Risotto with Bacon, Leeks and Spanish Olives
Risotto with Bacon, Leeks and Spanish Olives is a Mediterranean main course. This recipe makes 4 servings with 593 calories, 19g of protein, and 17g of fat each. This recipe covers 17% of your daily requirements of vitamins and minerals. From preparation to the plate, this recipe takes approximately 40 minutes. Head to the store and pick up arborio rice, leeks, low salt chicken broth, and a few other things to make it today. It is a good option if you're following a gluten free diet.
Instructions
Bring broth to a boil in a medium saucepan. Reduce heat so that broth stays at a constant gentle simmer. In a large, deep skillet, cook bacon over medium heat until browned and crisp.
Transfer bacon strips with a slotted spoon to a paper towel; set aside.
Pour off all but 1 tablespoon bacon drippings.
Add leeks to skillet; cook 5 minutes, stirring occasionally.
Add garlic and rice; cook 1 minute, stirring frequently.

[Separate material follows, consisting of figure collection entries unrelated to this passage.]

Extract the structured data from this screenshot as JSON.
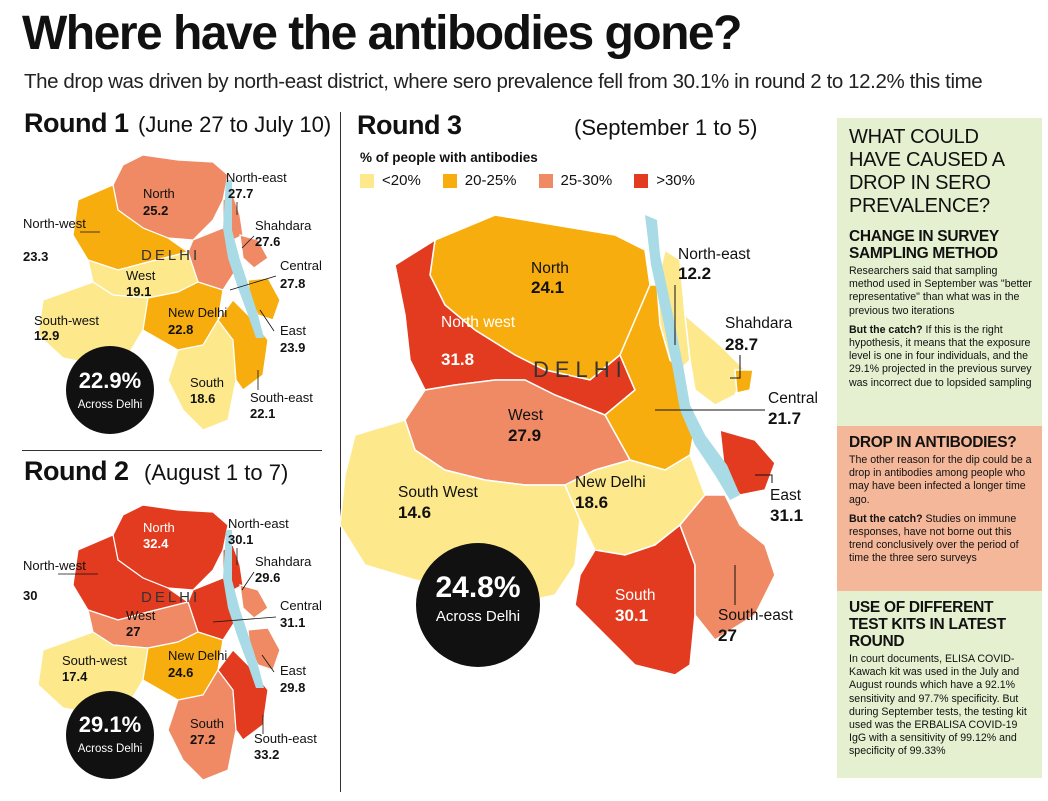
{
  "title": "Where have the antibodies gone?",
  "subtitle": "The drop was driven by north-east district, where sero prevalence fell from 30.1% in round 2 to 12.2% this time",
  "colors": {
    "lt20": "#fde98c",
    "c20_25": "#f7ad0d",
    "c25_30": "#ef8a65",
    "gt30": "#e23b1f",
    "river": "#a9dbe6"
  },
  "legend": {
    "title": "% of people with antibodies",
    "items": [
      {
        "label": "<20%",
        "color": "#fde98c"
      },
      {
        "label": "20-25%",
        "color": "#f7ad0d"
      },
      {
        "label": "25-30%",
        "color": "#ef8a65"
      },
      {
        "label": ">30%",
        "color": "#e23b1f"
      }
    ]
  },
  "round1": {
    "label": "Round 1",
    "dates": "(June 27 to July 10)",
    "delhi": "DELHI",
    "overall": "22.9%",
    "overall_sub": "Across Delhi",
    "districts": {
      "north": {
        "name": "North",
        "value": "25.2"
      },
      "north_east": {
        "name": "North-east",
        "value": "27.7"
      },
      "shahdara": {
        "name": "Shahdara",
        "value": "27.6"
      },
      "north_west": {
        "name": "North-west",
        "value": "23.3"
      },
      "central": {
        "name": "Central",
        "value": "27.8"
      },
      "west": {
        "name": "West",
        "value": "19.1"
      },
      "south_west": {
        "name": "South-west",
        "value": "12.9"
      },
      "new_delhi": {
        "name": "New Delhi",
        "value": "22.8"
      },
      "east": {
        "name": "East",
        "value": "23.9"
      },
      "south": {
        "name": "South",
        "value": "18.6"
      },
      "south_east": {
        "name": "South-east",
        "value": "22.1"
      }
    }
  },
  "round2": {
    "label": "Round 2",
    "dates": "(August 1 to 7)",
    "delhi": "DELHI",
    "overall": "29.1%",
    "overall_sub": "Across Delhi",
    "districts": {
      "north": {
        "name": "North",
        "value": "32.4"
      },
      "north_east": {
        "name": "North-east",
        "value": "30.1"
      },
      "shahdara": {
        "name": "Shahdara",
        "value": "29.6"
      },
      "north_west": {
        "name": "North-west",
        "value": "30"
      },
      "central": {
        "name": "Central",
        "value": "31.1"
      },
      "west": {
        "name": "West",
        "value": "27"
      },
      "south_west": {
        "name": "South-west",
        "value": "17.4"
      },
      "new_delhi": {
        "name": "New Delhi",
        "value": "24.6"
      },
      "east": {
        "name": "East",
        "value": "29.8"
      },
      "south": {
        "name": "South",
        "value": "27.2"
      },
      "south_east": {
        "name": "South-east",
        "value": "33.2"
      }
    }
  },
  "round3": {
    "label": "Round 3",
    "dates": "(September 1 to 5)",
    "delhi": "DELHI",
    "overall": "24.8%",
    "overall_sub": "Across Delhi",
    "districts": {
      "north": {
        "name": "North",
        "value": "24.1"
      },
      "north_east": {
        "name": "North-east",
        "value": "12.2"
      },
      "shahdara": {
        "name": "Shahdara",
        "value": "28.7"
      },
      "north_west": {
        "name": "North west",
        "value": "31.8"
      },
      "central": {
        "name": "Central",
        "value": "21.7"
      },
      "west": {
        "name": "West",
        "value": "27.9"
      },
      "south_west": {
        "name": "South West",
        "value": "14.6"
      },
      "new_delhi": {
        "name": "New Delhi",
        "value": "18.6"
      },
      "east": {
        "name": "East",
        "value": "31.1"
      },
      "south": {
        "name": "South",
        "value": "30.1"
      },
      "south_east": {
        "name": "South-east",
        "value": "27"
      }
    }
  },
  "sidebar": {
    "question": "WHAT COULD HAVE CAUSED A DROP IN SERO PREVALENCE?",
    "sections": [
      {
        "heading": "CHANGE IN SURVEY SAMPLING METHOD",
        "body": "Researchers said that sampling method used in September was \"better representative\" than what was in the previous two iterations",
        "catch_label": "But the catch?",
        "catch_body": " If this is the right hypothesis, it means that the exposure level is one in four individuals, and the 29.1% projected in the previous survey was incorrect due to lopsided sampling"
      },
      {
        "heading": "DROP IN ANTIBODIES?",
        "body": "The other reason for the dip could be a drop in antibodies among people who may have been infected a longer time ago.",
        "catch_label": "But the catch?",
        "catch_body": " Studies on immune responses, have not borne out this trend conclusively over the period of time the three sero surveys"
      },
      {
        "heading": "USE OF DIFFERENT TEST KITS IN LATEST ROUND",
        "body": "In court documents, ELISA COVID-Kawach kit was used in the July and August rounds which have a 92.1% sensitivity and 97.7% specificity. But during September tests, the testing kit used was the ERBALISA COVID-19 IgG with a sensitivity of 99.12% and specificity of 99.33%"
      }
    ],
    "colors": {
      "green": "#e4f0cf",
      "salmon": "#f4b79a"
    }
  }
}
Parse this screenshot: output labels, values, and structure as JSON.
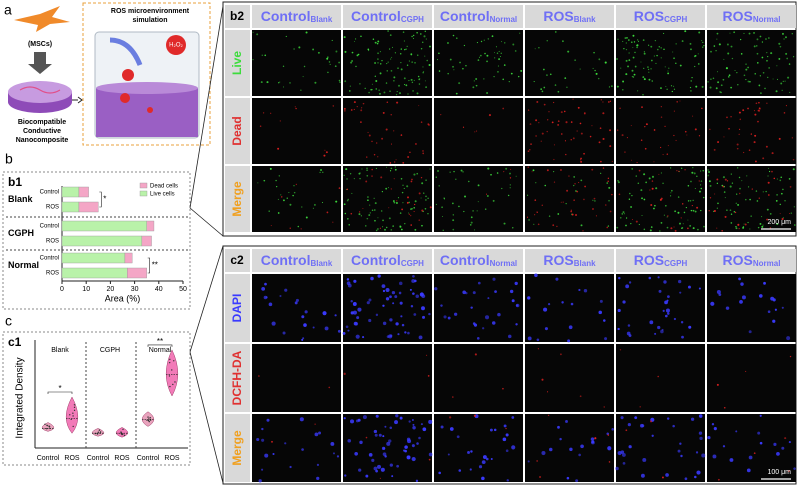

Using a large ladle, transfer about 1 cup of the simmering broth to the rice mixture. Cook until most of the liquid is absorbed, stirring occasionally. Continue adding broth 1 ladleful at a time, until rice is slightly firm to the bite, 20 to 25 minutes, stirring occasionally and keeping the rice mixture at a constant simmer. Stir in olives, sun dried tomatoes if desired, and reserved bacon; heat through.
Remove from heat; stir in cheese.
Add salt and pepper to taste, if desired.
Transfer to four shallow serving bowls.